Every year, bipolar disorder affects an estimated 2.6 percent of the U.S. population at ages 18 and older. The work of UI Professor James Potash, the department head of psychiatry, focuses on figuring out what causes this complex condition.
“If we can figure out which genetic variations predispose to the illness, that will point us in the direction of designing better medications to treat it and possibly prevent it,” he said.
The strongest risk factor for developing bipolar disorder is a family history. Genetic risk factors play a major role in development of the condition, but modern approaches to understanding genetic causes of bipolar disorder have only existed for around a decade.
“We have known for a long time that this illness runs in families and must have a genetic component to it,” Potash said. “But only in the last 10 years or so have we had the kind of really powerful tools that allow us to probe deeply into the genome and find answers to this important question.”
Many genes are involved in the development of bipolar disorder, posing a challenge for researchers to elucidate specific genetic causes that contribute to the disorder.
Genetic variants identified through research can be classified as either common or rare. Researchers currently believe common variants have a small contribution to bipolar disorder while rare variants produce a larger effect.
Potash’s recent study found 84 rare genetic variations associated with bipolar disorder and interesting links to other mental disorders.
“These variations were disproportionately genes that had previously been implicated in schizophrenia and autism,” Potash said.
Potash and his collaborators at the Johns Hopkins University School of Medicine and Cold Spring Harbor Laboratory then found additional evidence from studying more than 3,500 people with bipolar disorder that narrowed down the list of implicated bipolar-disorder genes to 19.
“This smaller group of genes continued to disproportionately include autism genes,” Potash said. “So it looks like there is a small proportion of bipolar disorder genes that are shared in common with these two major psychiatric illnesses.”
The idea that schizophrenia and bipolar disorder have susceptibility genes in common has a lot of support from many other studies over the past 15 years.
“This phenomenon is consistent with what clinicians see in that there are many patients who when they are very ill look like they could have either illness,” Potash said. “The overlap with autism is less well studied and less a part of what psychiatrists see, but there is some reason to think it exists to a smaller extent.”
Along with Potash, the work of collaborator Peter Zandi, professor of epidemiology at Johns Hopkins, seeks to understand the genetic factors that contribute to bipolar disorder and other mental illnesses.
“The goal of my research in this area is to identify the genetic causes of these disorders and determine how genetic and environmental factors interact to shape susceptibility,” Zandi said.
The work of Potash and his collaborators is one of the initial studies of rare variants in bipolar disorder. Potash’s collaborator Fernando Goes, an assistant professor of psychiatry at Johns Hopkins, said these rare variants may be clinically important.
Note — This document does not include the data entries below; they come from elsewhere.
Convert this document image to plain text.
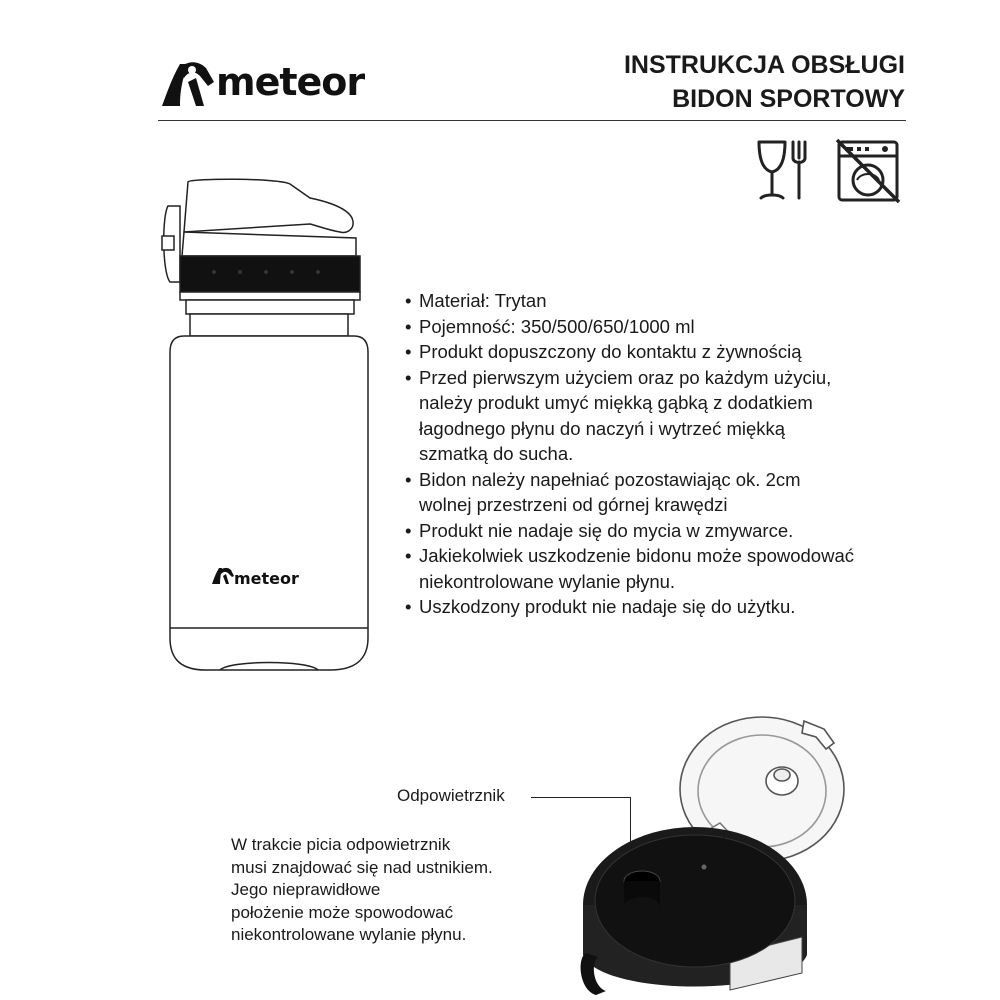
meteor	INSTRUKCJA OBSŁUGI
BIDON SPORTOWY
meteor
• Materiał: Trytan
• Pojemność: 350/500/650/1000 ml
• Produkt dopuszczony do kontaktu z żywnością
• Przed pierwszym użyciem oraz po każdym użyciu,
należy produkt umyć miękką gąbką z dodatkiem
łagodnego płynu do naczyń i wytrzeć miękką
szmatką do sucha.
• Bidon należy napełniać pozostawiając ok. 2cm
wolnej przestrzeni od górnej krawędzi
• Produkt nie nadaje się do mycia w zmywarce.
• Jakiekolwiek uszkodzenie bidonu może spowodować
niekontrolowane wylanie płynu.
• Uszkodzony produkt nie nadaje się do użytku.
Odpowietrznik
W trakcie picia odpowietrznik
musi znajdować się nad ustnikiem.
Jego nieprawidłowe
położenie może spowodować
niekontrolowane wylanie płynu.
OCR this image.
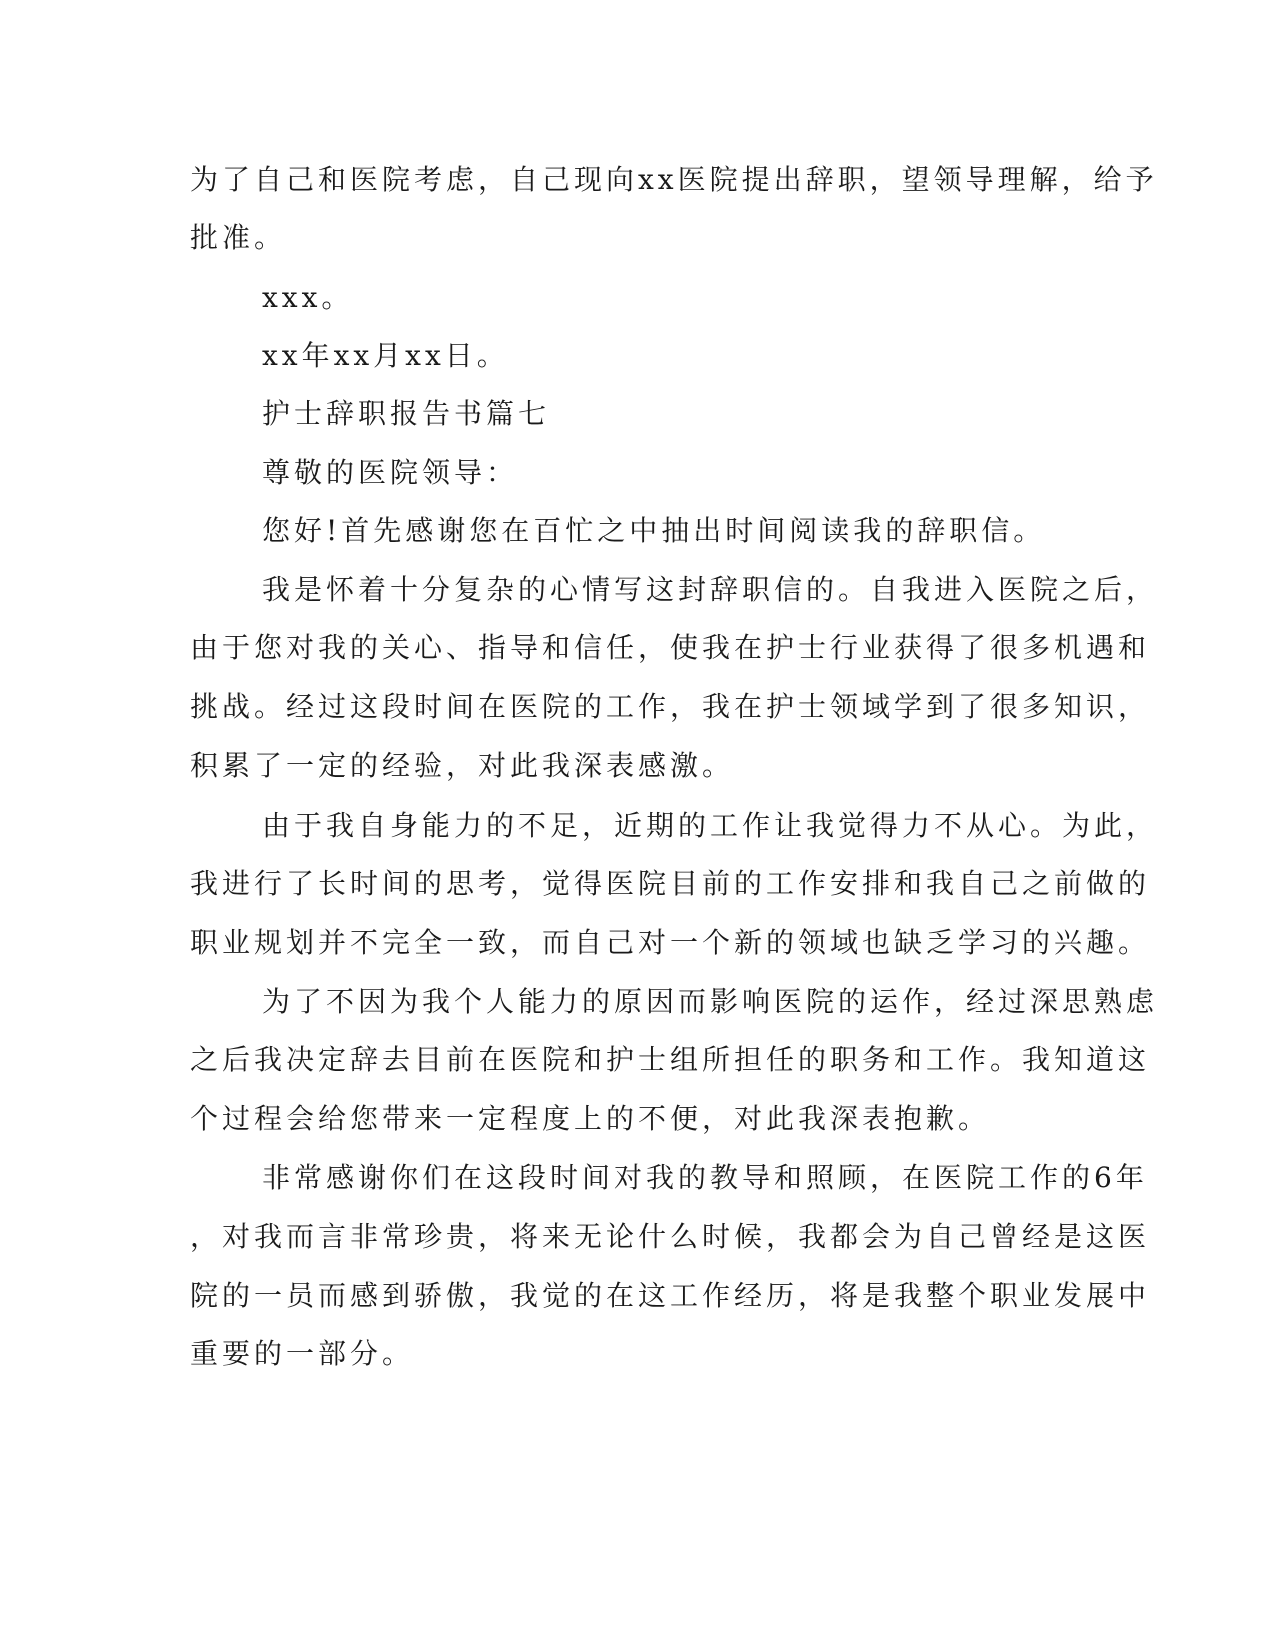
为了自己和医院考虑，自己现向xx医院提出辞职，望领导理解，给予

批准。

xxx。

xx年xx月xx日。

护士辞职报告书篇七

尊敬的医院领导：

您好!首先感谢您在百忙之中抽出时间阅读我的辞职信。

我是怀着十分复杂的心情写这封辞职信的。自我进入医院之后，

由于您对我的关心、指导和信任，使我在护士行业获得了很多机遇和

挑战。经过这段时间在医院的工作，我在护士领域学到了很多知识，

积累了一定的经验，对此我深表感激。

由于我自身能力的不足，近期的工作让我觉得力不从心。为此，

我进行了长时间的思考，觉得医院目前的工作安排和我自己之前做的

职业规划并不完全一致，而自己对一个新的领域也缺乏学习的兴趣。

为了不因为我个人能力的原因而影响医院的运作，经过深思熟虑

之后我决定辞去目前在医院和护士组所担任的职务和工作。我知道这

个过程会给您带来一定程度上的不便，对此我深表抱歉。

非常感谢你们在这段时间对我的教导和照顾，在医院工作的6年

，对我而言非常珍贵，将来无论什么时候，我都会为自己曾经是这医

院的一员而感到骄傲，我觉的在这工作经历，将是我整个职业发展中

重要的一部分。
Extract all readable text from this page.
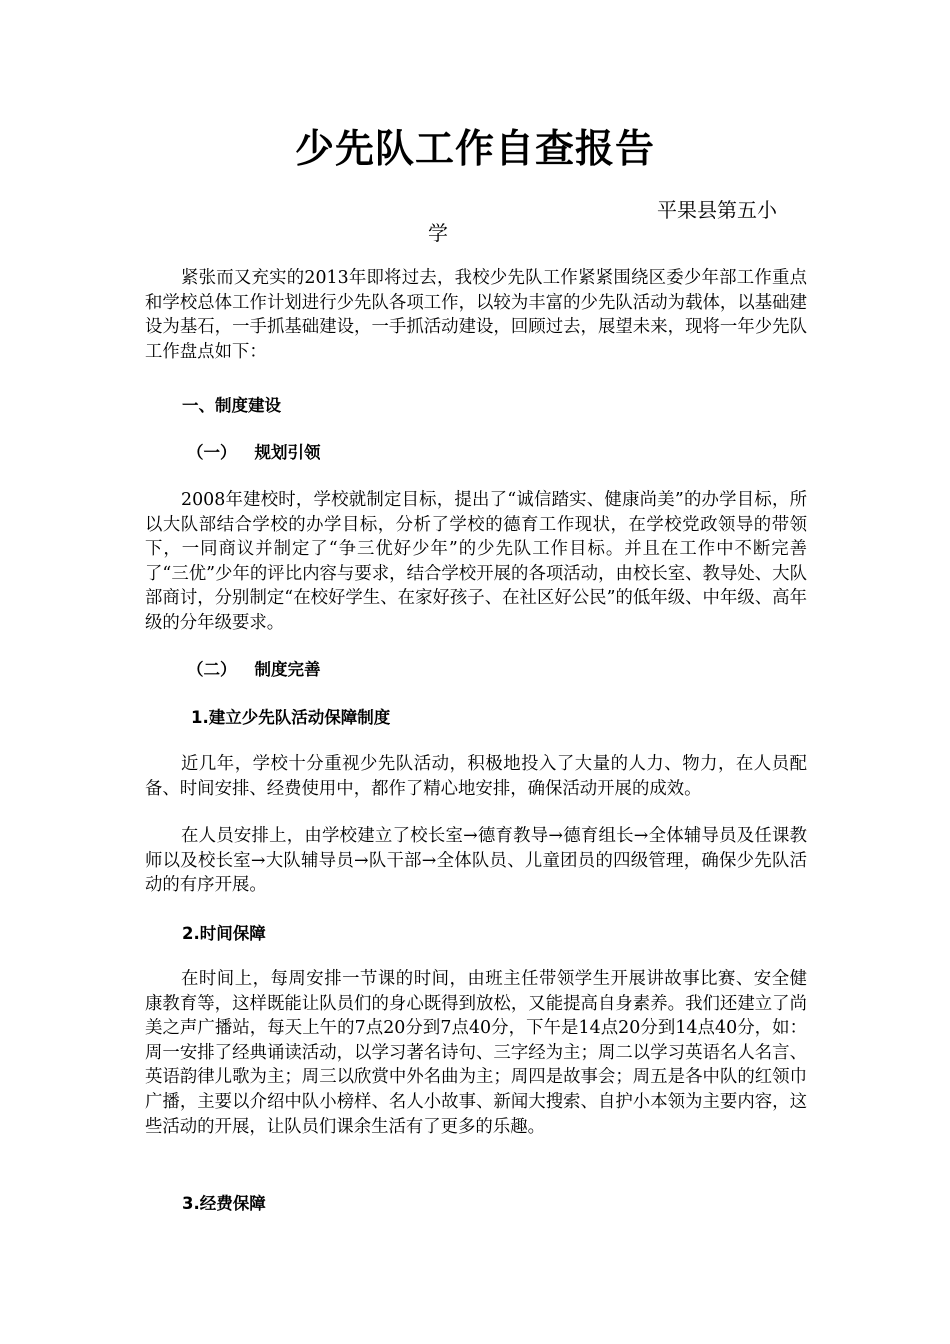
少先队工作自查报告
平果县第五小
学

紧张而又充实的2013年即将过去，我校少先队工作紧紧围绕区委少年部工作重点和学校总体工作计划进行少先队各项工作，以较为丰富的少先队活动为载体，以基础建设为基石，一手抓基础建设，一手抓活动建设，回顾过去，展望未来，现将一年少先队工作盘点如下：

一、制度建设
（一） 规划引领

2008年建校时，学校就制定目标，提出了“诚信踏实、健康尚美”的办学目标，所以大队部结合学校的办学目标，分析了学校的德育工作现状，在学校党政领导的带领下，一同商议并制定了“争三优好少年”的少先队工作目标。并且在工作中不断完善了“三优”少年的评比内容与要求，结合学校开展的各项活动，由校长室、教导处、大队部商讨，分别制定“在校好学生、在家好孩子、在社区好公民”的低年级、中年级、高年级的分年级要求。

（二） 制度完善
1.建立少先队活动保障制度

近几年，学校十分重视少先队活动，积极地投入了大量的人力、物力，在人员配备、时间安排、经费使用中，都作了精心地安排，确保活动开展的成效。

在人员安排上，由学校建立了校长室→德育教导→德育组长→全体辅导员及任课教师以及校长室→大队辅导员→队干部→全体队员、儿童团员的四级管理，确保少先队活动的有序开展。

2.时间保障

在时间上，每周安排一节课的时间，由班主任带领学生开展讲故事比赛、安全健康教育等，这样既能让队员们的身心既得到放松，又能提高自身素养。我们还建立了尚美之声广播站，每天上午的7点20分到7点40分，下午是14点20分到14点40分，如：周一安排了经典诵读活动，以学习著名诗句、三字经为主；周二以学习英语名人名言、英语韵律儿歌为主；周三以欣赏中外名曲为主；周四是故事会；周五是各中队的红领巾广播，主要以介绍中队小榜样、名人小故事、新闻大搜索、自护小本领为主要内容，这些活动的开展，让队员们课余生活有了更多的乐趣。

3.经费保障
“A rare variant with larger effect may ultimately prove to be more clinically useful for prognosis,” Goes said.
Because bipolar disorder is a “complex illness” even the rare ones recently discovered should not be thought of as deterministic.
“The [rare variants] may increase risk, but so will a number of other variants, along with other environmental risk factors and chance events that all need to be studied and understood in order to give us a comprehensive picture of the disorder,” Goes said.
While current treatments of bipolar disorder, namely lithium, have helped countless patients, substantial minorities of them do not respond well to existing medications.
“For them, we need better treatments, and this will only come from figuring out what exactly isn’t working in the brain,” Potash said.